Catherine Wolkovitch-Rioux s’interroge sur l’invariance « écrire la guerre » quel que soit le conflit. Ecrire est une dynamique de l’écriture plus que les événements. Comment l’art littéraire parle-t-il de la guerre ? C. Wolkovitch-Rioux met en évidence quatre idées :
– il y a toujours eu un lien entre la guerre et la littérature.
– Les genres littéraires, pour écrire la guerre, sont tous représentés : la poésie, le théâtre, le roman… Il existe cependant un genre particulier, agonique : l’essai ou la controverse qui furent très nombreux pendant la guerre d’Algérie.
– Plusieurs temps sont repérables : écrire en guerre, à propos de la guerre. La mémoire de la guerre d’Algérie n’est pas transmise dans les familles, c’est un vécu congelé. Les écrits apparaissent dans les années 1980, par la seconde génération (transmettre par le biais d’une fiction le récit de famille).
– Les récits de familles, la mémoire familiale, constituent une production très valorisée. De même que l’écriture pour les morts à destination des fils : il ne faut pas brises la chaîne des générations.

Les questions du public:

– Existe-t-il des liens entre les guerres par l’écriture :
J-L. Jeannelle : Clemenceau en veut à Poincaré et à Foch. Le soldat inconnu est impersonnel, Clemenceau pense que pour un impact plus fort, il faut un véritable modèle. Selon lui, le genre des Mémoires est donc inutile. Il peut le penser car au début de la guerre, il y a l’Union sacrée et un consentement à la guerre. De Gaulle fait strictement l’inverse, ces Mémoires reconstituent tous les points de vue, alors qu’il était seulement à Londres ou à Alger. Il s’agit alors d’un processus de réincarnation. De Gaulle regarde les Français et inversement.
J. Garrigues : Clemenceau ne revendique pas la victoire, c’est la République qui gagne. De Napoléon à de Gaulle, il existe une continuité. Ils écrivent leur propagande, leur mythologie, ils sont des recours. Pour de Gaulle, la guerre d’Algérie n’est pas un support pour le recours, à la différence du 13 mai.

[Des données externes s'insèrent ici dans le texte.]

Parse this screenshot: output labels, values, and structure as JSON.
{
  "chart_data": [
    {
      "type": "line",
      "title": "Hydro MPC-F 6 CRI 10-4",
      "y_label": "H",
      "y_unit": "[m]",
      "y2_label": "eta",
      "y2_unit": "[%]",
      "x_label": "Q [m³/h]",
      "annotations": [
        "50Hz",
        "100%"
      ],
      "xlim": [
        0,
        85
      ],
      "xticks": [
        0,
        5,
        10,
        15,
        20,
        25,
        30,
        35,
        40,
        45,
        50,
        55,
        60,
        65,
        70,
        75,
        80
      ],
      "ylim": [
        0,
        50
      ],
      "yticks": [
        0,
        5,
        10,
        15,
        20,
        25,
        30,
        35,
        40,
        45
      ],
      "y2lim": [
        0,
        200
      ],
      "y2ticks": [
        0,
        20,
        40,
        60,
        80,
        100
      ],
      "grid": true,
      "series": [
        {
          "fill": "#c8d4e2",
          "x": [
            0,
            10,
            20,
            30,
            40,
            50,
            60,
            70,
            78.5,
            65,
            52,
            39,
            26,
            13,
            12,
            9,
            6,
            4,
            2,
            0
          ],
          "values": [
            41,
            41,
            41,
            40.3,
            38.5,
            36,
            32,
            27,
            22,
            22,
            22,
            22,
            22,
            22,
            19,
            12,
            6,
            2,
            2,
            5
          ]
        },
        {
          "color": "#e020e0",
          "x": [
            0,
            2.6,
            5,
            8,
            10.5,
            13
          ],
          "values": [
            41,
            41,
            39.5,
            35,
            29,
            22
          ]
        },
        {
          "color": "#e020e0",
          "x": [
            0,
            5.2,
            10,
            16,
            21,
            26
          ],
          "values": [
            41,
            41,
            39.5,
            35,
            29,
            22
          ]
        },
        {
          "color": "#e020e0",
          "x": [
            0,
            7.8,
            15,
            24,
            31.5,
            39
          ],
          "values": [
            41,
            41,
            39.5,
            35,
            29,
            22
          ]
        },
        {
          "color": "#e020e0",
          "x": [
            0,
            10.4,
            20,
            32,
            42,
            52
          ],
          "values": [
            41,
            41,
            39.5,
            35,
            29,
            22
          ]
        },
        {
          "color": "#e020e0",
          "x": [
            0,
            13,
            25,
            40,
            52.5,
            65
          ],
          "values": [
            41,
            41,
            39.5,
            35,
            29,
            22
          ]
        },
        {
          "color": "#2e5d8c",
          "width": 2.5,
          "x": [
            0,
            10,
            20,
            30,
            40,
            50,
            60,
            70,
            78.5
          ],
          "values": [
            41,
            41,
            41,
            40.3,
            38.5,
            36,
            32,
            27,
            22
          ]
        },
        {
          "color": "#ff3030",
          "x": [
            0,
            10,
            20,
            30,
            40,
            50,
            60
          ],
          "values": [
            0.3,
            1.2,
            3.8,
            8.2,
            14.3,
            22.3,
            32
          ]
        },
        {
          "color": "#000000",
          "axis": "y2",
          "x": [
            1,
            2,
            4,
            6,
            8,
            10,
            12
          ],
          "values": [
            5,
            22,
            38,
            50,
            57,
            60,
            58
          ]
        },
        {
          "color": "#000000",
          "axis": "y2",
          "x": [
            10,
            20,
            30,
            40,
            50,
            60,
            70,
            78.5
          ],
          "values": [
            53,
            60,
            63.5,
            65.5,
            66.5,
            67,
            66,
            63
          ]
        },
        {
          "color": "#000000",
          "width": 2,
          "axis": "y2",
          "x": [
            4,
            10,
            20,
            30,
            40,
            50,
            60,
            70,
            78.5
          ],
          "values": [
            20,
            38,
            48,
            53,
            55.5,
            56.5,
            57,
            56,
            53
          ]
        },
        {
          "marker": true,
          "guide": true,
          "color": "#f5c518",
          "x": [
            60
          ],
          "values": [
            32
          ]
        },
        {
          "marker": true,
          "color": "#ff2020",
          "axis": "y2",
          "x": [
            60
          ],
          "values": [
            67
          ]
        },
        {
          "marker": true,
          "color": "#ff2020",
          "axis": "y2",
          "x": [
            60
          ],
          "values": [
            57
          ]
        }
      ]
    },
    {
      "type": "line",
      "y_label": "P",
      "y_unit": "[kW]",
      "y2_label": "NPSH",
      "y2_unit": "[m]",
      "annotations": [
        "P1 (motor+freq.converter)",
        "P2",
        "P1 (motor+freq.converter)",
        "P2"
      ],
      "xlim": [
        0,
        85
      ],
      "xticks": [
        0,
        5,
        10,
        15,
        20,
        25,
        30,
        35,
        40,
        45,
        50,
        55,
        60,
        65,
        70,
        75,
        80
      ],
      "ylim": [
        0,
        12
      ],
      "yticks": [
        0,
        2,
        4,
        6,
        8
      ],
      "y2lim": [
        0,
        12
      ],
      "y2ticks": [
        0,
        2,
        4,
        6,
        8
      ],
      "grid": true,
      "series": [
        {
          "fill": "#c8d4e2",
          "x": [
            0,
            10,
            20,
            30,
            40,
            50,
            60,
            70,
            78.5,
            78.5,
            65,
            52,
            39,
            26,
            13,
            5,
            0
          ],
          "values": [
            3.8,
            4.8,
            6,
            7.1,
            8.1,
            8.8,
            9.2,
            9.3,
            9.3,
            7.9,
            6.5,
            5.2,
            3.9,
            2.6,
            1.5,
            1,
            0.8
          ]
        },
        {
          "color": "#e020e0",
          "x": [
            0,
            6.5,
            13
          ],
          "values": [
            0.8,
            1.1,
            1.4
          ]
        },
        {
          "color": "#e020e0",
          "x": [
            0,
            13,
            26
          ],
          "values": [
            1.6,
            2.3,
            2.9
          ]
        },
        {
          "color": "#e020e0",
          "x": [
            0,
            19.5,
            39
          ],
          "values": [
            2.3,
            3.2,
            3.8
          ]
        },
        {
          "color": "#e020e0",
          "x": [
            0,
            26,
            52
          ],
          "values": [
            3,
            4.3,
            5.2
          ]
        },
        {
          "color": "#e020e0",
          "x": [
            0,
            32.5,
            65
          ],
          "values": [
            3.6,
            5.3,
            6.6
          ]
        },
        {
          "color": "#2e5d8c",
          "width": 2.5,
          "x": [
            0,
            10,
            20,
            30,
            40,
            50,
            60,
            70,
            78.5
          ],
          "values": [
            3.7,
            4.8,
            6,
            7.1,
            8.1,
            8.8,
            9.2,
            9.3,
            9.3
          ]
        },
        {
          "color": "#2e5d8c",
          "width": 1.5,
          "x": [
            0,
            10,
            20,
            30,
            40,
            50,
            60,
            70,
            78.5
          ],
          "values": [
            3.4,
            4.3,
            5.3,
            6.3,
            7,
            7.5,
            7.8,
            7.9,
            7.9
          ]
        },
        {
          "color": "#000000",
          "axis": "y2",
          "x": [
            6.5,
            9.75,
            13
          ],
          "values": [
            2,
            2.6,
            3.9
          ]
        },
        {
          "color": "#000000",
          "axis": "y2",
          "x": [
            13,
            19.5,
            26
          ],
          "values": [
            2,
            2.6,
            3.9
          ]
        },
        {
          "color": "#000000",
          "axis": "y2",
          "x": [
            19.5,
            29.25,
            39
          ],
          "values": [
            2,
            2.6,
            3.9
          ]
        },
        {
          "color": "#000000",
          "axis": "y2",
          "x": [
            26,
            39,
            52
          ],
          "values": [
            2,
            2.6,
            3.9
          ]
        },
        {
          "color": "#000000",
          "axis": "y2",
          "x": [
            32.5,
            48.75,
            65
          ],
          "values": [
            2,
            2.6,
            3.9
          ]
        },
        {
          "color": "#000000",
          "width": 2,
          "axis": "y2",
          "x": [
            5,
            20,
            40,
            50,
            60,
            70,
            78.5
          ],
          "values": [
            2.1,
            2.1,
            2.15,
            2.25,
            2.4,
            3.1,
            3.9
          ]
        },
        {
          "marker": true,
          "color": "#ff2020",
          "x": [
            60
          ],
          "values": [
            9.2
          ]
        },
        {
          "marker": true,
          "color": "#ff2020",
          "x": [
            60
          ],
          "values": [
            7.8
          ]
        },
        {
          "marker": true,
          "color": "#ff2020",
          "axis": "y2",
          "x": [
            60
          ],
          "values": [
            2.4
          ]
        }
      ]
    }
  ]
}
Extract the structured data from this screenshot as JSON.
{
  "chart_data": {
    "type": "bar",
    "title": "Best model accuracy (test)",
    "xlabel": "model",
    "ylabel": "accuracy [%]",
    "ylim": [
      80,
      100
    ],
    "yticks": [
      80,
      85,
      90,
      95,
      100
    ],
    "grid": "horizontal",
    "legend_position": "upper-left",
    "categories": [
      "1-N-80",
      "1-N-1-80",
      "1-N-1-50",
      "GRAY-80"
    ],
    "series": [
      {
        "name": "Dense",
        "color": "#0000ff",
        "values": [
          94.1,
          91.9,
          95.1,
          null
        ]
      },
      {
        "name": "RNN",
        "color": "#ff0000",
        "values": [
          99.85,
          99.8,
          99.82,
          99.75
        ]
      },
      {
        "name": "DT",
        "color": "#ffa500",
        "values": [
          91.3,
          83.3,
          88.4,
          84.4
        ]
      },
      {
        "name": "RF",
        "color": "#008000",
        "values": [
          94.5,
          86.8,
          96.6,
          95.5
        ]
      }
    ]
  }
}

N. Beaupré : durant la Seconde Guerre mondiale, l’écriture en guerre est plus compliquée. Il existe une littérature sur mai-juin 1940. Durant la Grande Guerre, ils sont des héros, durant la Seconde, ils sont des victimes.

C. Wolkovitch-Rioux : Rien sur les harkis à cause d’un sentiment de honte. Les enfants écrivent mais c’est une écriture de l’ordre du procès. Le problème est aussi d’écrire dans la langue de l’ennemi, c’est-à-dire en français : la solution est de faire de la langue un « butin de guerre ».

J-L. Jeannelle : les conditions d’écoute ne sont pas toujours réunies (voir S. Audoin-Rouzeau, Quelle Histoire. Un récit de filiation (1914-2014), Seuil 2013).

J-P. Rioux : il existe la correspondance de guerre pour ceux qui restent silencieux. Les soldats écrivent notamment à leur famille : « nous sommes des civils en uniforme ». Sont alors fondamentaux l’alimentation et le courrier .

– Question sur les écrits de prisonniers de guerre : sont-ils inexistants ?

Non, au contraire. Beaucoup d’écrits paraissent pendant la guerre (prisonniers pétainistes mais pas seulement : Francis Ambrière, Les Grandes Vacances, est le prix Goncourt 1940, Henri Pourrat, Vent de Mars, est le prix Goncourt 1941, Robert Gaillard, Les Liens de Chaîne est le prix Renaudot 1942) ou après : les plus remarquables sont ceux de Henri Calet ou de Georges Hyvernaud. Dans les années 1980, beaucoup de prisonniers de guerre font paraître à compte d’auteur.